What is a type error?
Pascal Costanza
pc at p-cos.net
Mon Jun 26 14:03:02 EDT 2006
Chris Smith wrote:
> Pascal Costanza <pc at p-cos.net> wrote:
>> Consider division by zero: appropriate arguments for division are
>> numbers, including the zero. The dynamic type check will typically not
>> check whether the second argument is zero, but will count on the fact
>> that the processor will raise an exception one level deeper.
>
> Of course zero is not appropriate as a second argument to the division
> operator! I can't possibly see how you could claim that it is. The
> only reasonable statement worth making is that there doesn't exist a
> type system in widespread use that is capable of checking this.
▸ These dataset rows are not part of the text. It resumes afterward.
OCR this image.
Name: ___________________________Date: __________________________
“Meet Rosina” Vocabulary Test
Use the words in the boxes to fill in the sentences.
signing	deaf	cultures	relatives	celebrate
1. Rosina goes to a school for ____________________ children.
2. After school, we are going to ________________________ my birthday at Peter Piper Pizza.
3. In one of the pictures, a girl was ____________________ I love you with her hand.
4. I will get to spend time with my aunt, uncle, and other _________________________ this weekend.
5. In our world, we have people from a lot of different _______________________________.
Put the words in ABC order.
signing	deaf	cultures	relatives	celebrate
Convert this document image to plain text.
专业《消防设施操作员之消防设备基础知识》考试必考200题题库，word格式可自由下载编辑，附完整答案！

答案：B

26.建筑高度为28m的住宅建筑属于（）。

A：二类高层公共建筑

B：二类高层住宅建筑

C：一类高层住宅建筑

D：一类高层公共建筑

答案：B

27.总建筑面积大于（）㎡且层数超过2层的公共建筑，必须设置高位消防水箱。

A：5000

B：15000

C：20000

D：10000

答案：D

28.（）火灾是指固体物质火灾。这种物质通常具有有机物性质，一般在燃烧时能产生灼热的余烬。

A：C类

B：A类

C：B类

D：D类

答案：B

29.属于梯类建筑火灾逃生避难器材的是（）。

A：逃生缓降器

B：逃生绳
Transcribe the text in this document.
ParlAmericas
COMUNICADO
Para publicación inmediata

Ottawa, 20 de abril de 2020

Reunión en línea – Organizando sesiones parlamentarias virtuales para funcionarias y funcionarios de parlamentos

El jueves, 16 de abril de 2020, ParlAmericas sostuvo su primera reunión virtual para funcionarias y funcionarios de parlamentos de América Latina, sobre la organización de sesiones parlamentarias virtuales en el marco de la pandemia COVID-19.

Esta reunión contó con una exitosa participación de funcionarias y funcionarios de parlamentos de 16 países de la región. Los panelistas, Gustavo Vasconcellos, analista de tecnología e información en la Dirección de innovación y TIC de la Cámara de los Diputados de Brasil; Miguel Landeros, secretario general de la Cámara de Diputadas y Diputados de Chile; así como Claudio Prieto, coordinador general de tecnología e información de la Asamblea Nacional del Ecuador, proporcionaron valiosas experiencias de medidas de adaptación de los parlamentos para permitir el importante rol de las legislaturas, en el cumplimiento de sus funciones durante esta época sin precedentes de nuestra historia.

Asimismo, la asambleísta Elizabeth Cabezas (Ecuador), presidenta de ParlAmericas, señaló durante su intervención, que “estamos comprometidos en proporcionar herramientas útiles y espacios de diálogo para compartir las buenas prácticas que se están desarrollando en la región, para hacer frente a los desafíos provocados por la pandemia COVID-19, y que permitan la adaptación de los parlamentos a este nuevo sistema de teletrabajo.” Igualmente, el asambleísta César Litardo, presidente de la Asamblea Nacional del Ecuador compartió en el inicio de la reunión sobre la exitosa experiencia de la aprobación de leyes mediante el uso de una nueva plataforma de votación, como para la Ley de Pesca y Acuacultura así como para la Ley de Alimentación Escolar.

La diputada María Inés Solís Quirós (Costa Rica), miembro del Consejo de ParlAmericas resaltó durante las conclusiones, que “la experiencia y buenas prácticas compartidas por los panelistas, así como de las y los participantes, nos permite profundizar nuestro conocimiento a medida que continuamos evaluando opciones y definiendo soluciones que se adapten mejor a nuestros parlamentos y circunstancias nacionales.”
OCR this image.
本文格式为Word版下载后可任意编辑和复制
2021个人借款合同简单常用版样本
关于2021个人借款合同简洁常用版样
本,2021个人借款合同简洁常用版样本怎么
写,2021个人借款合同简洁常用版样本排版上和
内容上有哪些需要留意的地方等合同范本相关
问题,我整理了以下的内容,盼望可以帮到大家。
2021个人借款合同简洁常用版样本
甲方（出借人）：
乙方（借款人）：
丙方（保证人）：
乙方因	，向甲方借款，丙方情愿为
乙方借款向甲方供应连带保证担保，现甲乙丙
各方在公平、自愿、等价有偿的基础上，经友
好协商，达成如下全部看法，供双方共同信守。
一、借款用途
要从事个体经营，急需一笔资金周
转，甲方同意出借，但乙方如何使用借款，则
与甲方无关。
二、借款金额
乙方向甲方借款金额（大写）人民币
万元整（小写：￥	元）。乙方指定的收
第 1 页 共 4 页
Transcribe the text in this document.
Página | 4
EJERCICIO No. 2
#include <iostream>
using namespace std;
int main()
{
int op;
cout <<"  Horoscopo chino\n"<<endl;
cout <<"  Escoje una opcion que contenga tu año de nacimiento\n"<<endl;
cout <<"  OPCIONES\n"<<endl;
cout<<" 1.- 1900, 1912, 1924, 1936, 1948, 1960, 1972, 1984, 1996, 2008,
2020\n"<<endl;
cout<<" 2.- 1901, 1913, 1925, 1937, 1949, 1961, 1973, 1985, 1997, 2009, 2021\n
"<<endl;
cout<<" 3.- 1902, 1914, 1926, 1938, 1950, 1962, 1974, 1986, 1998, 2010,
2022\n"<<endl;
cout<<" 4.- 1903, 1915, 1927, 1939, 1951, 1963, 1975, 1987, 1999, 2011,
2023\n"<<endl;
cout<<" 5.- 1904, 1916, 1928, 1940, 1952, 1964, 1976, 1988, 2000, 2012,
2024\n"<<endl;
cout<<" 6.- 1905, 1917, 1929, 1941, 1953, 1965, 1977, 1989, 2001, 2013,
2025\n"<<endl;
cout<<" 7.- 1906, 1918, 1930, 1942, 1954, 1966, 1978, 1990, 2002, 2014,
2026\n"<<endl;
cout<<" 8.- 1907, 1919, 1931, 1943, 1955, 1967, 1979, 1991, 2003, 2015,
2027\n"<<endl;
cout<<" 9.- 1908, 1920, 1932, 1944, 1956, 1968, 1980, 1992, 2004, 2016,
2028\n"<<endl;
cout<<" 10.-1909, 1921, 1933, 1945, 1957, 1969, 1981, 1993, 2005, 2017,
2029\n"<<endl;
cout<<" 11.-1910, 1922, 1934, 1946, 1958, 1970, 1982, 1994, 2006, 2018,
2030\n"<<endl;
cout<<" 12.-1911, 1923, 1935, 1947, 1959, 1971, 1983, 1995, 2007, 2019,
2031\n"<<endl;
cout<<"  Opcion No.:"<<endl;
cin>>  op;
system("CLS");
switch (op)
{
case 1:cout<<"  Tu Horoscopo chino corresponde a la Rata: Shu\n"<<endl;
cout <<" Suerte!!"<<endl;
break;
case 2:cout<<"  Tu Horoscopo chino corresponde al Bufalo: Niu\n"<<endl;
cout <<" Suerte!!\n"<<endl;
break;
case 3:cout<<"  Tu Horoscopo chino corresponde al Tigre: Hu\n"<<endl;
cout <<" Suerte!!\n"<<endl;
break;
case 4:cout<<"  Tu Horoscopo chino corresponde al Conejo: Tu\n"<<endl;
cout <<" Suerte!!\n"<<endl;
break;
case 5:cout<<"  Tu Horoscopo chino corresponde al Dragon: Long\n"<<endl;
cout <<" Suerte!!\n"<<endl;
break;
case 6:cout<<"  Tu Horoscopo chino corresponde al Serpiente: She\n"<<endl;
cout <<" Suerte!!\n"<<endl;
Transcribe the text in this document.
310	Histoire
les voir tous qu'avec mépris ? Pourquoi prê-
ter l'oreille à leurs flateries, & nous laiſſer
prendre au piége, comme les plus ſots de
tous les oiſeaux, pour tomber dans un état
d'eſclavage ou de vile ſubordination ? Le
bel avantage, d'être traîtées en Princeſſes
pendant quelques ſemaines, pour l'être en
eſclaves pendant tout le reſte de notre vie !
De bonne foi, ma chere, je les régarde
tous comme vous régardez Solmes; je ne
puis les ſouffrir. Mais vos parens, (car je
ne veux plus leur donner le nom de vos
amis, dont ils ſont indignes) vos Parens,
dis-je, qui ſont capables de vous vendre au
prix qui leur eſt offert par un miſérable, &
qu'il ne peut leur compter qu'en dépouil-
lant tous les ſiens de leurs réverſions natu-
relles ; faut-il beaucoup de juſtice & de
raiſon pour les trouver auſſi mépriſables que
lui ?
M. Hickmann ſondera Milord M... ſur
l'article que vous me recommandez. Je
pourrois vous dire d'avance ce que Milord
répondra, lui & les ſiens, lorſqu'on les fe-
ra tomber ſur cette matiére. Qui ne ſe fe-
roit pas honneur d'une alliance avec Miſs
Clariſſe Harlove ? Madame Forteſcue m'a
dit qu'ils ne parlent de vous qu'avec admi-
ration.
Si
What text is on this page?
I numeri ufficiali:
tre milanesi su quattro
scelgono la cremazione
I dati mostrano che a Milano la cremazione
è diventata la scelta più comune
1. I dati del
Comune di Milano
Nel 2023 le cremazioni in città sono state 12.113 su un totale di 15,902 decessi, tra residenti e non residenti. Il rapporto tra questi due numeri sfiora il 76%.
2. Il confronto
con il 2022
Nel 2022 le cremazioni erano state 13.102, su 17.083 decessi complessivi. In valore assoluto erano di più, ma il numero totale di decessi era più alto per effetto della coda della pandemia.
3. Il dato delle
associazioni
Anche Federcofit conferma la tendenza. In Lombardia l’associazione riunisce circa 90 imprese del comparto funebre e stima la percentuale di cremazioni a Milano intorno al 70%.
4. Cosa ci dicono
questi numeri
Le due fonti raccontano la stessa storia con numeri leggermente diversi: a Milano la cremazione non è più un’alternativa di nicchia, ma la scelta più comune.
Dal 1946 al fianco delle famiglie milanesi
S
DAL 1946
...and this is typically not even checked at the stage where type tags
are checked in dynamically-typed languages. Hence, it is not a type
error. (A type error is always what you define to be a type error within
a given type system, right?)
Note, this example was in response to David's reply that my definition
turns every runtime error into a type error. That's not the case, and
that's all I want to say.
>> This is maybe better understandable in user-level code. Consider the
>> following class definition:
>>
>> class Person {
>> String name;
>> int age;
>>
>> void buyPorn() {
>> if (< this.age 18) throw new AgeRestrictionException();
>> ...
>> }
>> }
>>
>> The message p.buyPorn() is a perfectly valid message send and will pass
>> both static and dynamic type tests (given p is of type Person in the
>> static case).
>
> It appears you've written the code above to assume that the type system
> can't cerify that age >= 18... otherwise, the if statement would not
> make sense.
Right.
> It also looks like Java, in which the type system is indeed
> not powerfule enough to do that check statically.
Right.
> However, it sounds as
> if you're claiming that it wouldn't be possible for the type system to
> do this?
No. I only need an example where a certain error is not a type error in
_some_ language. I don't need to make a universal claim here.
> If so, that's not correct. If such a thing were checked at
> compile-time by a static type check, then failing to actually provide
> that guarantee would be a type error, and the compiler would tell you
> so.
That's fine, but not relevant in this specific subplot.